Jefferson’s grape-growing attempts probably also were stymied by fungus — which Virginia winemakers now combat with regular copper sulfate spraying. “I would imagine that growing grapes organically would be nearly impossible here,” Ms. Morgan said.
Even with modern technology, Virginia’s grape growers have to work harder than their competitors in Napa Valley, Calif., and the Bordeaux region of France, said Frank Morgan, who blogs about wine at drinkwhatyoulike.wordpress.com.
The battle against moisture, mold, rot and hungry woodland creatures is never-ending, Mr. Reagan said. Plus, in years like this one, winemakers have to get creative, sometimes drying overly plump grapes, experimenting with different yeasts to bring out subtle flavors and blending mediocre wines with better vintages, he said.
“It’s a different challenge every year,” Mr. Reagan said.
Working in their favor, however, is Gov. Bob McDonnell, who has declared October “Virginia Wine Month” and has racked up frequent-flier miles promoting Virginia wine in the United Kingdom, Japan, South Korea and China. Meanwhile, the Virginia legislature has established a tax credit for wine farmers and pumped funds into wine promotion. Virginia wine boosters also have attracted some big-name investors, most notably Donald Trump, who bought a winery near Charlottesville this month and promptly named it after himself.

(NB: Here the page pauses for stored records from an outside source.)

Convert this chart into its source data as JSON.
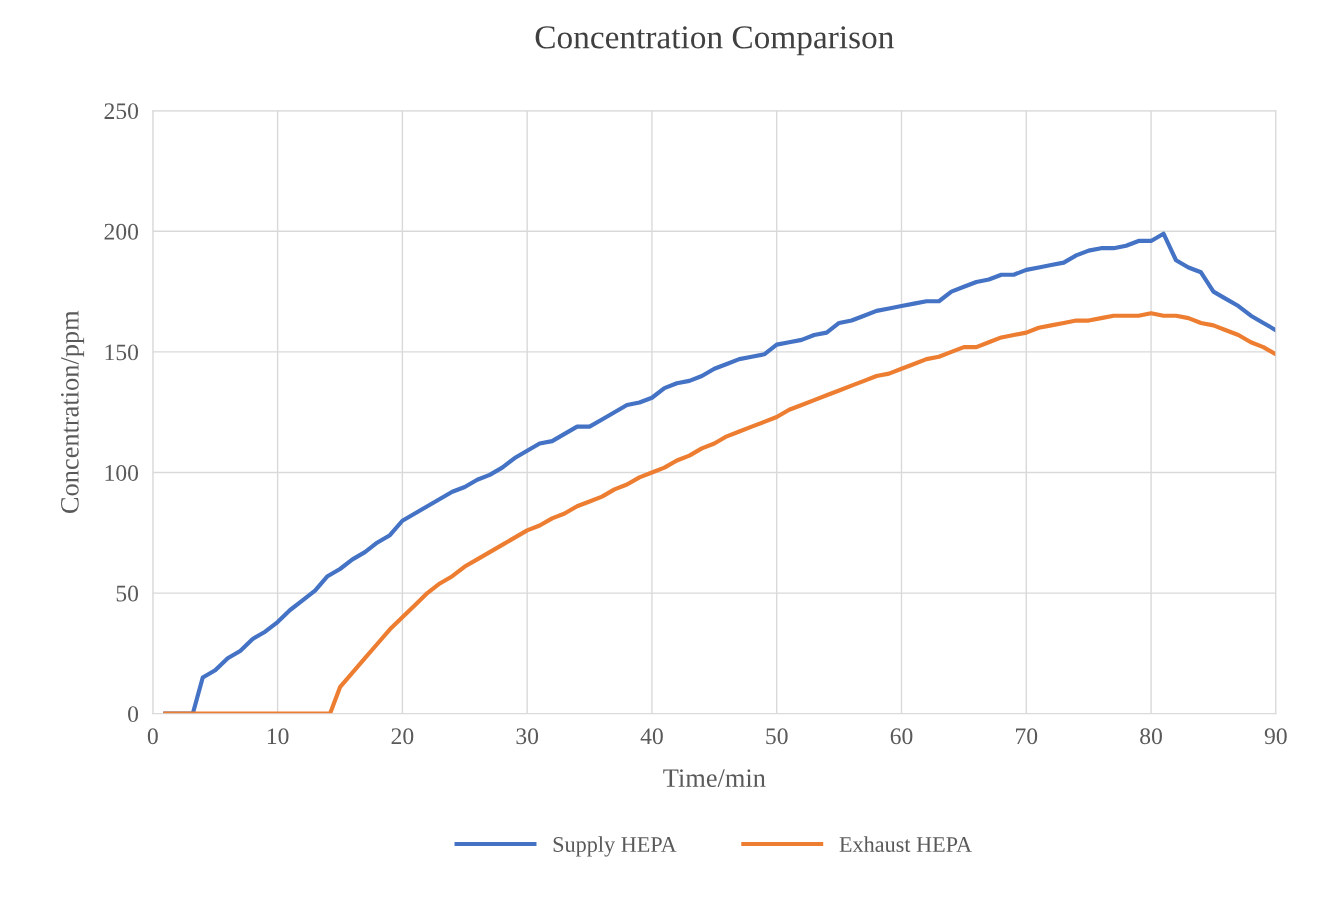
{
  "chart_data": {
    "type": "line",
    "title": "Concentration Comparison",
    "xlabel": "Time/min",
    "ylabel": "Concentration/ppm",
    "xlim": [
      0,
      90
    ],
    "xticks": [
      0,
      10,
      20,
      30,
      40,
      50,
      60,
      70,
      80,
      90
    ],
    "ylim": [
      0,
      250
    ],
    "yticks": [
      0,
      50,
      100,
      150,
      200,
      250
    ],
    "grid": true,
    "legend": "bottom",
    "marker": "none",
    "line_style": "solid",
    "series": [
      {
        "name": "Supply HEPA",
        "color": "#4472c4",
        "x": [
          1,
          2,
          3,
          3.2,
          4,
          5,
          6,
          7,
          8,
          9,
          10,
          11,
          12,
          13,
          14,
          15,
          16,
          17,
          18,
          19,
          20,
          21,
          22,
          23,
          24,
          25,
          26,
          27,
          28,
          29,
          30,
          31,
          32,
          33,
          34,
          35,
          36,
          37,
          38,
          39,
          40,
          41,
          42,
          43,
          44,
          45,
          46,
          47,
          48,
          49,
          50,
          51,
          52,
          53,
          54,
          55,
          56,
          57,
          58,
          59,
          60,
          61,
          62,
          63,
          64,
          65,
          66,
          67,
          68,
          69,
          70,
          71,
          72,
          73,
          74,
          75,
          76,
          77,
          78,
          79,
          80,
          81,
          82,
          83,
          84,
          85,
          86,
          87,
          88,
          89,
          90
        ],
        "values": [
          0,
          0,
          0,
          0,
          15,
          18,
          23,
          26,
          31,
          34,
          38,
          43,
          47,
          51,
          57,
          60,
          64,
          67,
          71,
          74,
          80,
          83,
          86,
          89,
          92,
          94,
          97,
          99,
          102,
          106,
          109,
          112,
          113,
          116,
          119,
          119,
          122,
          125,
          128,
          129,
          131,
          135,
          137,
          138,
          140,
          143,
          145,
          147,
          148,
          149,
          153,
          154,
          155,
          157,
          158,
          162,
          163,
          165,
          167,
          168,
          169,
          170,
          171,
          171,
          175,
          177,
          179,
          180,
          182,
          182,
          184,
          185,
          186,
          187,
          190,
          192,
          193,
          193,
          194,
          196,
          196,
          199,
          188,
          185,
          183,
          175,
          172,
          169,
          165,
          162,
          159
        ]
      },
      {
        "name": "Exhaust HEPA",
        "color": "#ed7d31",
        "x": [
          1,
          5,
          10,
          14,
          14.2,
          15,
          16,
          17,
          18,
          19,
          20,
          21,
          22,
          23,
          24,
          25,
          26,
          27,
          28,
          29,
          30,
          31,
          32,
          33,
          34,
          35,
          36,
          37,
          38,
          39,
          40,
          41,
          42,
          43,
          44,
          45,
          46,
          47,
          48,
          49,
          50,
          51,
          52,
          53,
          54,
          55,
          56,
          57,
          58,
          59,
          60,
          61,
          62,
          63,
          64,
          65,
          66,
          67,
          68,
          69,
          70,
          71,
          72,
          73,
          74,
          75,
          76,
          77,
          78,
          79,
          80,
          81,
          82,
          83,
          84,
          85,
          86,
          87,
          88,
          89,
          90
        ],
        "values": [
          0,
          0,
          0,
          0,
          0,
          11,
          17,
          23,
          29,
          35,
          40,
          45,
          50,
          54,
          57,
          61,
          64,
          67,
          70,
          73,
          76,
          78,
          81,
          83,
          86,
          88,
          90,
          93,
          95,
          98,
          100,
          102,
          105,
          107,
          110,
          112,
          115,
          117,
          119,
          121,
          123,
          126,
          128,
          130,
          132,
          134,
          136,
          138,
          140,
          141,
          143,
          145,
          147,
          148,
          150,
          152,
          152,
          154,
          156,
          157,
          158,
          160,
          161,
          162,
          163,
          163,
          164,
          165,
          165,
          165,
          166,
          165,
          165,
          164,
          162,
          161,
          159,
          157,
          154,
          152,
          149
        ]
      }
    ]
  }
}
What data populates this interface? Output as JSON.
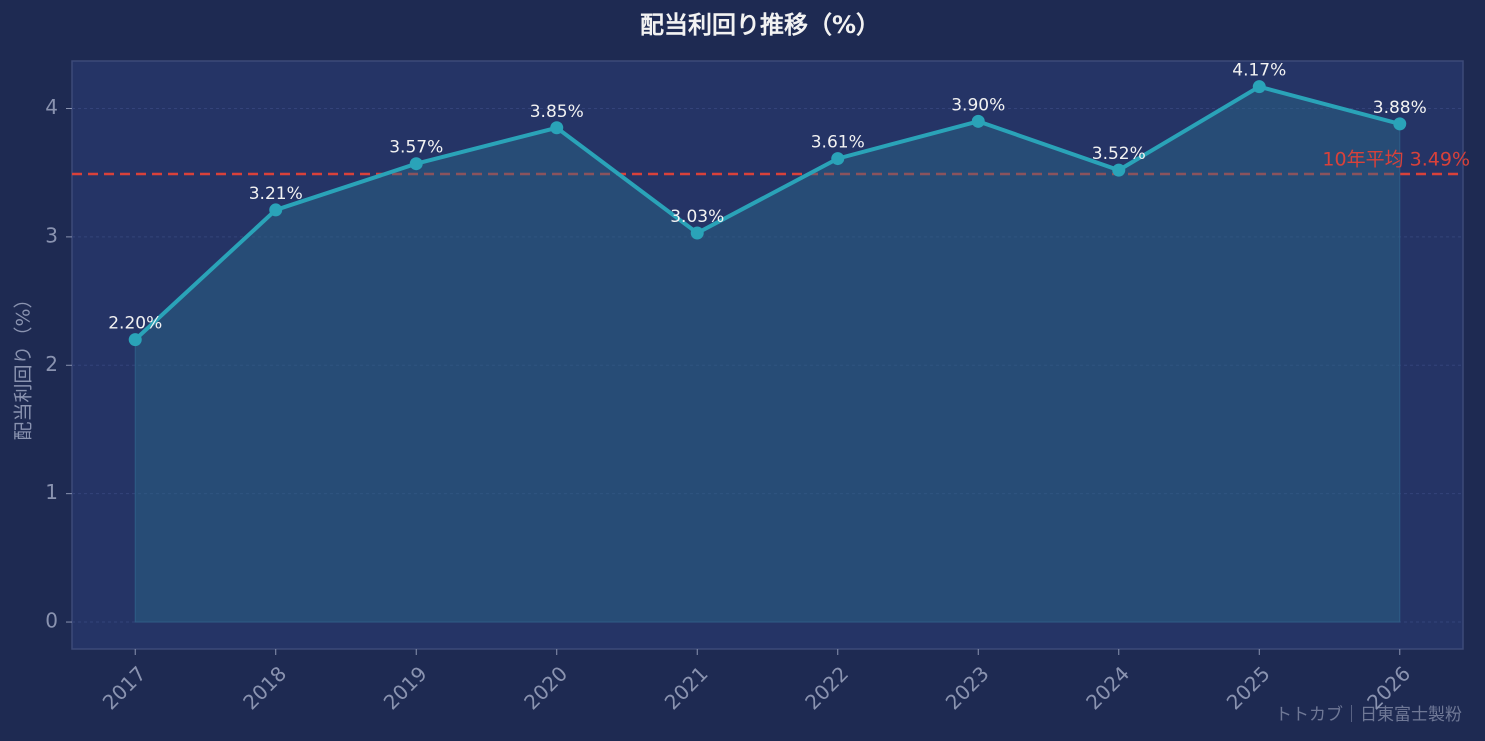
{
  "chart_data": {
    "type": "line",
    "title": "配当利回り推移（%）",
    "ylabel": "配当利回り（%）",
    "categories": [
      "2017",
      "2018",
      "2019",
      "2020",
      "2021",
      "2022",
      "2023",
      "2024",
      "2025",
      "2026"
    ],
    "series": [
      {
        "color": "#2aa3b8",
        "values": [
          2.2,
          3.21,
          3.57,
          3.85,
          3.03,
          3.61,
          3.9,
          3.52,
          4.17,
          3.88
        ],
        "value_labels": [
          "2.20%",
          "3.21%",
          "3.57%",
          "3.85%",
          "3.03%",
          "3.61%",
          "3.90%",
          "3.52%",
          "4.17%",
          "3.88%"
        ]
      }
    ],
    "average": {
      "value": 3.49,
      "label": "10年平均 3.49%",
      "color": "#d9413a"
    },
    "ylim": [
      -0.21,
      4.37
    ],
    "yticks": [
      0,
      1,
      2,
      3,
      4
    ],
    "grid": true,
    "watermark": "トトカブ｜日東富士製粉"
  }
}
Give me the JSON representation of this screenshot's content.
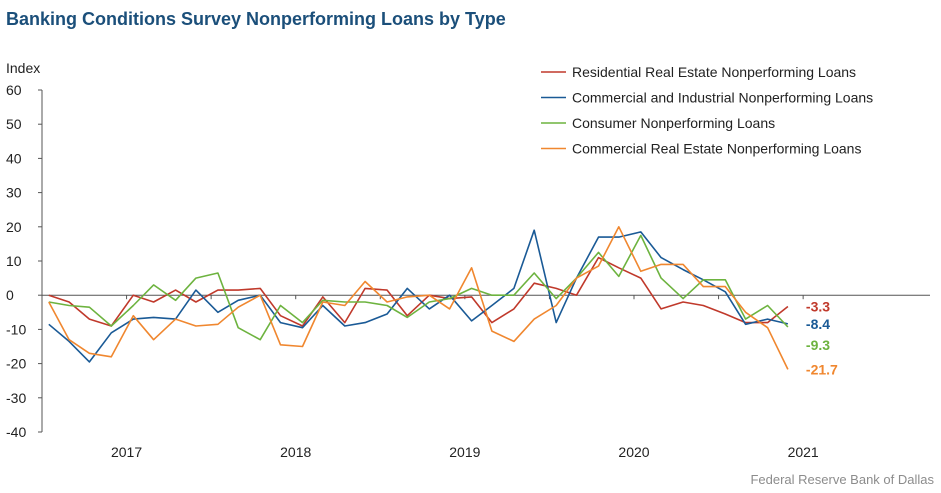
{
  "chart_data": {
    "type": "line",
    "title": "Banking Conditions Survey Nonperforming Loans by Type",
    "ylabel": "Index",
    "ylim": [
      -40,
      60
    ],
    "yticks": [
      60,
      50,
      40,
      30,
      20,
      10,
      0,
      -10,
      -20,
      -30,
      -40
    ],
    "xlim": [
      2016.5,
      2021.75
    ],
    "xticks": [
      {
        "label": "2017",
        "x": 2017.0
      },
      {
        "label": "2018",
        "x": 2018.0
      },
      {
        "label": "2019",
        "x": 2019.0
      },
      {
        "label": "2020",
        "x": 2020.0
      },
      {
        "label": "2021",
        "x": 2021.0
      }
    ],
    "source": "Federal Reserve Bank of Dallas",
    "legend_position": "top-right",
    "grid": false,
    "x": [
      2016.54,
      2016.66,
      2016.78,
      2016.91,
      2017.04,
      2017.16,
      2017.29,
      2017.41,
      2017.54,
      2017.66,
      2017.79,
      2017.91,
      2018.04,
      2018.16,
      2018.29,
      2018.41,
      2018.54,
      2018.66,
      2018.79,
      2018.91,
      2019.04,
      2019.16,
      2019.29,
      2019.41,
      2019.54,
      2019.66,
      2019.79,
      2019.91,
      2020.04,
      2020.16,
      2020.29,
      2020.41,
      2020.54,
      2020.66,
      2020.79,
      2020.91
    ],
    "series": [
      {
        "name": "Residential Real Estate Nonperforming Loans",
        "color": "#c0392b",
        "end_label": "-3.3",
        "values": [
          0,
          -2,
          -7,
          -9,
          0,
          -2,
          1.5,
          -2,
          1.5,
          1.5,
          2,
          -6,
          -9,
          -0.5,
          -8,
          2,
          1.5,
          -6,
          0,
          -1,
          -0.5,
          -8,
          -4,
          3.5,
          2,
          0,
          11,
          8,
          5,
          -4,
          -2,
          -3,
          -5.5,
          -8,
          -8,
          -3.3
        ]
      },
      {
        "name": "Commercial and Industrial Nonperforming Loans",
        "color": "#1a5a96",
        "end_label": "-8.4",
        "values": [
          -8.5,
          -13.5,
          -19.5,
          -11,
          -7,
          -6.5,
          -7,
          1.5,
          -5,
          -1.5,
          0,
          -8,
          -9.5,
          -3,
          -9,
          -8,
          -5.5,
          2,
          -4,
          0,
          -7.5,
          -3,
          2,
          19,
          -8,
          5,
          17,
          17,
          18.5,
          11,
          7.5,
          4.5,
          1,
          -8.5,
          -7,
          -8.4
        ]
      },
      {
        "name": "Consumer Nonperforming Loans",
        "color": "#6db33f",
        "end_label": "-9.3",
        "values": [
          -2,
          -3,
          -3.5,
          -9,
          -3,
          3,
          -1.5,
          5,
          6.5,
          -9.5,
          -13,
          -3,
          -8,
          -1.5,
          -2,
          -2,
          -3,
          -6.5,
          -2,
          -1,
          2,
          0,
          0,
          6.5,
          -1,
          5,
          12.5,
          5.5,
          17.5,
          5,
          -1,
          4.5,
          4.5,
          -7,
          -3,
          -9.3
        ]
      },
      {
        "name": "Commercial Real Estate Nonperforming Loans",
        "color": "#f0872f",
        "end_label": "-21.7",
        "values": [
          -2,
          -13,
          -17,
          -18,
          -6,
          -13,
          -7,
          -9,
          -8.5,
          -3.5,
          0,
          -14.5,
          -15,
          -2,
          -3,
          4,
          -2,
          -0.5,
          0,
          -4,
          8,
          -10.5,
          -13.5,
          -7,
          -3,
          5,
          8.5,
          20,
          7,
          9,
          9,
          2.5,
          2.5,
          -5,
          -9.5,
          -21.7
        ]
      }
    ]
  }
}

“Wherever The Donald goes, lots of people follow,” said Nancy Bauer, co-author of the iPhone app “Virginia Wine in My Pocket,” which describes all of the state’s wineries.
Virginia’s vigorous wine promotion, however, may be getting ahead of the state’s modest production. Sixth in the nation for wine-grape growing, Virginia falls behind Texas, New York, Oregon, Washington and California.
“We can barely feed our own state, let alone the entire world,” Mr. Reagan said.
As a result, Virginia wineries sell most of their wine in-state, rather than going through national distributors. That is why the Bellagio doesn’t stock any Virginia wines, though it’s as good as similarly priced vino from California, said Jason Smith, a master sommelier and wine director at the Las Vegas hotel and casino.
“You people in Virginia aren’t sharing,” Mr. Smith said.
Virginia wines also are relatively unknown in Europe. The notable exception is the United Kingdom, said Frank Morgan, who recently counted 15 Virginia wines on sale at the Whole Foods in Kensington, England.
While major wine distributors may prefer larger farms, wine tourists lean toward intimate operations, said Ms. Bauer. “People want to go to family-run wineries, and that’s what Virginia has,” she said. “A lot of the time, you’ll be standing at the tasting bar with the winemaker.”
You also can harvest grapes alongside the vineyard’s owners, I discovered at Gray Ghost, when Amy Payette caught me popping grapes into my mouth rather than the harvest bins. But while that level of participation may deter grape moochers, it’s what keeps tourists such as George McHale coming back to Gray Ghost year after year.